The year doesn’t seem to bode well for the IT industry. After the H1B visa row, reportedly there is trouble brewing within Infosys, India's second largest IT company. Even as the power struggle in the Tata group has begun to subside, it appears that Vishal Sikka, the first non-promoter CEO of Infosys, is now being seen as not ideal by a section of the founders.
According to a report in The Economic Times, some of the Infosys promoters are believed to have issues with what they see as a shift in values. Currently, the founders hold 12.75 percent together in Infosys. Of this the largest block is held by N.R. Narayana Murthy and his family. However, the report also said that majority of the board currently supports Sikka.
The issues raised were – the large severance package of Rs 17.4 crore to ex-CFO Rajiv Bansal, sharp increase in Sikka’s compensation, and the appointment of Union Minister Jayant Sinha’s wife Punita Sinha as an independent director.

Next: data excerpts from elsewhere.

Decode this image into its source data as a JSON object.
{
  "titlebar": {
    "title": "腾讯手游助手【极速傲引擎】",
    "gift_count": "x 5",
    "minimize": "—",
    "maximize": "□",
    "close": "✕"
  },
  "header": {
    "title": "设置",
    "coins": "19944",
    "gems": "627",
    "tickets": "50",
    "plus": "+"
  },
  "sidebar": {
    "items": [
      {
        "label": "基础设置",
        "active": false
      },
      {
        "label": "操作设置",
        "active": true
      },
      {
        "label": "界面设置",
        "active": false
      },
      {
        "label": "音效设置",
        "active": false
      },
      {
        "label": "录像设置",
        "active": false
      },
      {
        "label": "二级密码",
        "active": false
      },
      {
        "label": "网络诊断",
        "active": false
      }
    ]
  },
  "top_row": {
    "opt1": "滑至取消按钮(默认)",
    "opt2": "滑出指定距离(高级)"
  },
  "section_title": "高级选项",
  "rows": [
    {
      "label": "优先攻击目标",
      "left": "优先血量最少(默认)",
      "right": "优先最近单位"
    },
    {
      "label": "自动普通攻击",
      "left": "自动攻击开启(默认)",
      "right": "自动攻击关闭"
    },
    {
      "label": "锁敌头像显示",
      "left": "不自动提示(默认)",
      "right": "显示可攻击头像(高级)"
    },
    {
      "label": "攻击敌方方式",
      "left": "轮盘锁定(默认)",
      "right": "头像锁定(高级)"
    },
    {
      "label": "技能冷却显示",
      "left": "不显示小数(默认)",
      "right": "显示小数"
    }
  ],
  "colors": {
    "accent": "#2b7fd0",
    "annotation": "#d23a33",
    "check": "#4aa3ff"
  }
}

The report in ET said the differences have been simmering for a while now. An Infosys spokesman told ET that all the decisions taken were bona fide and backed by appropriate disclosures. Infosys has also clarified that Sikka’s cash compensation has gone down and the increase has primarily been in restricted stock units (RSU’s) and stock options.
It is believed that Sikka has set some steep targets: $20 billion revenue, 30 percent operating margin and $80,000 in revenue per employee by 2021. Infosys’ current revenue is $10 billion. The board also believes that Punita Sinha is qualified for the job and the severance packages are per international standards.

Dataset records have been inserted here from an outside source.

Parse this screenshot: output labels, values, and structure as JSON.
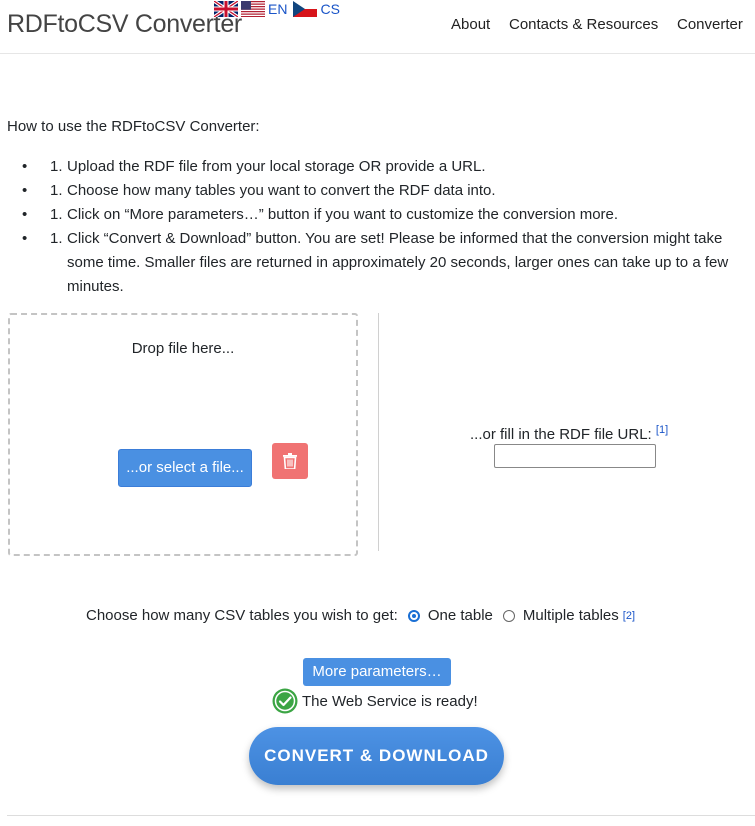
{
  "header": {
    "brand": "RDFtoCSV Converter",
    "languages": [
      {
        "code": "EN",
        "flags": [
          "uk-flag-icon",
          "us-flag-icon"
        ]
      },
      {
        "code": "CS",
        "flags": [
          "czech-flag-icon"
        ]
      }
    ],
    "nav": [
      "About",
      "Contacts & Resources",
      "Converter"
    ]
  },
  "instructions": {
    "intro": "How to use the RDFtoCSV Converter:",
    "steps": [
      "Upload the RDF file from your local storage OR provide a URL.",
      "Choose how many tables you want to convert the RDF data into.",
      "Click on “More parameters…” button if you want to customize the conversion more.",
      "Click “Convert & Download” button. You are set! Please be informed that the conversion might take some time. Smaller files are returned in approximately 20 seconds, larger ones can take up to a few minutes."
    ],
    "step_number": "1."
  },
  "upload": {
    "drop_text": "Drop file here...",
    "select_button": "...or select a file...",
    "url_label": "...or fill in the RDF file URL:",
    "url_ref": "[1]",
    "url_value": ""
  },
  "tables_choice": {
    "label": "Choose how many CSV tables you wish to get:",
    "options": [
      {
        "label": "One table",
        "checked": true
      },
      {
        "label": "Multiple tables",
        "checked": false
      }
    ],
    "ref": "[2]"
  },
  "more_parameters_button": "More parameters…",
  "status_text": "The Web Service is ready!",
  "convert_button": "CONVERT & DOWNLOAD",
  "colors": {
    "primary_button": "#4a90e2",
    "delete_button": "#f07373",
    "status_ok": "#3ba544",
    "link": "#1a55c8"
  }
}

David Kennedy, ex-legal counsel and Michael Reh, an executive VP, too were paid high severance packages when they quit. Sikka has been focusing on improving innovation, employee morale and moving up the value chain since August 2014.
He believes that the older Indian IT businesses such as BPO, infrastructure management, application development and maintenance are slowing with falling margins. Sikka therefore believes that IT companies need to innovate and offer value-added services.
This, the report said, has led to demands for significant acquisitions. However, some of the founders are wary of more acquisitions.